AMD3100 is a failed anti-HIV treatment which belongs to the new class of drugs known as CXCR4 inhibitors. This class of drug stops the process of HIV attachment and entry into CD4 T-cells through blocking the use of the CXCR4 co-receptor. AMD3100 belongs to a sub-category of fusion inhibitors called bicyclams, which are made up of two cyclam rings. AMD3100, sometimes referred to as JM3100, was the leading drug in this class.

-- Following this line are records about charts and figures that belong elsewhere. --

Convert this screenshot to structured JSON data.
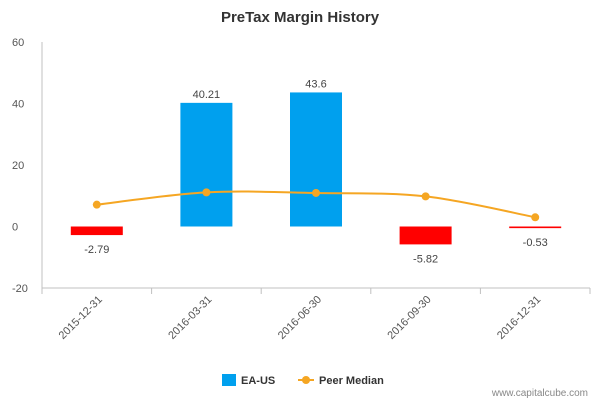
{
  "chart_data": {
    "type": "bar",
    "title": "PreTax Margin History",
    "categories": [
      "2015-12-31",
      "2016-03-31",
      "2016-06-30",
      "2016-09-30",
      "2016-12-31"
    ],
    "series": [
      {
        "name": "EA-US",
        "type": "bar",
        "values": [
          -2.79,
          40.21,
          43.6,
          -5.82,
          -0.53
        ],
        "labels": [
          "-2.79",
          "40.21",
          "43.6",
          "-5.82",
          "-0.53"
        ],
        "color_positive": "#00a0ee",
        "color_negative": "#ff0000"
      },
      {
        "name": "Peer Median",
        "type": "line",
        "values": [
          7.1,
          11.1,
          10.9,
          9.8,
          3.0
        ],
        "color": "#f5a623"
      }
    ],
    "ylim": [
      -20,
      60
    ],
    "yticks": [
      "60",
      "40",
      "20",
      "0",
      "-20"
    ],
    "grid": false,
    "legend": "bottom-center"
  },
  "credit": "www.capitalcube.com"
}
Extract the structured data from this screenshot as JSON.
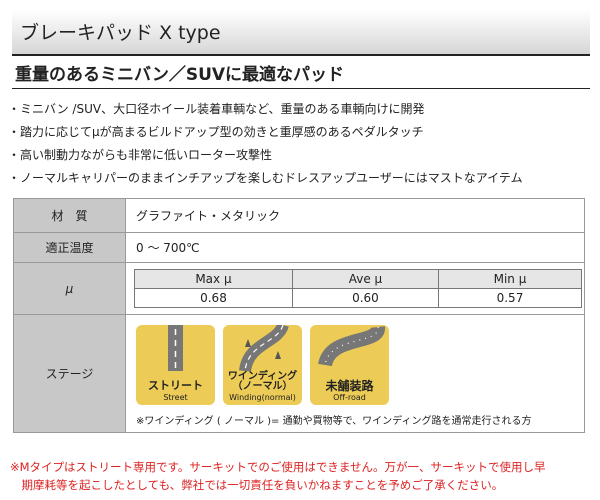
{
  "title": "ブレーキパッド X type",
  "heading": "重量のあるミニバン／SUVに最適なパッド",
  "bullets": [
    "・ミニバン /SUV、大口径ホイール装着車輌など、重量のある車輌向けに開発",
    "・踏力に応じてμが高まるビルドアップ型の効きと重厚感のあるペダルタッチ",
    "・高い制動力ながらも非常に低いローター攻撃性",
    "・ノーマルキャリパーのままインチアップを楽しむドレスアップユーザーにはマストなアイテム"
  ],
  "spec": {
    "material_label": "材　質",
    "material": "グラファイト・メタリック",
    "temp_label": "適正温度",
    "temp": "0 ～ 700℃",
    "mu_label": "μ",
    "mu_headers": [
      "Max μ",
      "Ave μ",
      "Min μ"
    ],
    "mu_values": [
      "0.68",
      "0.60",
      "0.57"
    ],
    "stage_label": "ステージ",
    "stages": [
      {
        "jp": "ストリート",
        "en": "Street",
        "active": true
      },
      {
        "jp": "ワインディング\n（ノーマル）",
        "en": "Winding(normal)",
        "active": true
      },
      {
        "jp": "未舗装路",
        "en": "Off-road",
        "active": true
      }
    ],
    "stage_caption": "※ワインディング ( ノーマル )= 通勤や買物等で、ワインディング路を通常走行される方"
  },
  "notes": [
    "※Mタイプはストリート専用です。サーキットでのご使用はできません。万が一、サーキットで使用し早",
    "　期摩耗等を起こしたとしても、弊社では一切責任を負いかねますことを予めご了承ください。"
  ],
  "colors": {
    "stage_icon": "#eccc56",
    "note": "#dd2222",
    "label_bg": "#c8c8c8"
  }
}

AMD3100 inhibits virus which uses the CXCR4 receptor, the receptor used by syncytium-inducing phenotype of HIV. This HIV variant is associated with a fast CD4 T-cell decline and late-stage HIV disease. AMD3100 is not active against the more common variant which uses the CCR5 co-receptor. CXCR4 is expressed on a much wider range of cell types than CCR5, and the potential for adverse effects from CXCR4 inhibition may thus be greater.

Development of AMD3100 was abandoned in May 2001 due to possible cardiac toxicity and limited efficacy. Administration by intravenous infusion or subcutaneous injection in HIV-negative individuals achieved concentrations greater than the in vitro IC₉₀ for HIV-1 for 12 and 8 hours, respectively, but the results of preliminary studies in HIV-infected patients were unimpressive (Datema 1996; Hendrix 2000, 2004).

Preliminary evidence of resistance to AMD3100 was also discouraging. Test-tube data showed that mutations in the CXCR4 co-receptor at codons 171 and 262 rendered AMD3100 ineffective against HIV. Interestingly, these mutations also interfered with the ability of HIV to use CXCR4 as a co-receptor, and may be associated with a slowing of disease progression by forcing the virus to use the CCR5 co-receptor (Hatse 2001; Huang 2004).

References

Blanco J et al. The CXCR4 antagonist AMD3100 efficiently inhibits cell-surface-expressed human immunodeficiency virus type 1 envelope-induced apoptosis. Antimicrobial Agents and Chemotherapy 44(1): 51-56, 2000.

Datema R et al. Antiviral efficacy in vivo of the anti-human immunodeficiency virus bicyclam SDZ SID 791 (JM 3100), an inhibitor of infectious cell entry. Antimicrobial Agents and Chemotherapy 40: 750-754, 1996.

Hatse S et al. Mutation of Asp (171) and Asp(262) of the chemokine receptor CXCR4 impairs its coreceptor function for human immunodeficiency virus-1 entry and abrogates the antagonistic activity of AMD3100. Mol Pharmacol 60(1):164-173, 2001.

Hendrix CW et al. Pharmacokinetics and safety of AMD-3100, a novel antagonist of the CXCR-4 chemokine receptor, in human volunteers. Antimicrobial Agents and Chemotherapy 44: 1667-1673, 2000.

Hendrix CW et al. Pharmacokinetics, and antiviral activity of AMD3100, a selective CXCR4 receptor inhibitor, in HIV-1 infection. J Acquir Immune Defic Syndr 37: 1253-1262, 2004.

Huang W et al. Suppression of X4- and dula-tropic HIV-1 variants during a short course of monotherapy with the CXCR4 antagonist AMD3100. Thirteenth International HIV Drug Resistance Workshop, Costa Adeje, abstract 7, 2004.

Tremblay C et al. Strong in vitro synergy observed between the fusion inhibitor T-20 and a CXCR4 blocker AMD-3100C. Seventh Conference on Retroviruses and Opportunistic Infections, San Francisco, abstract 500, 2000.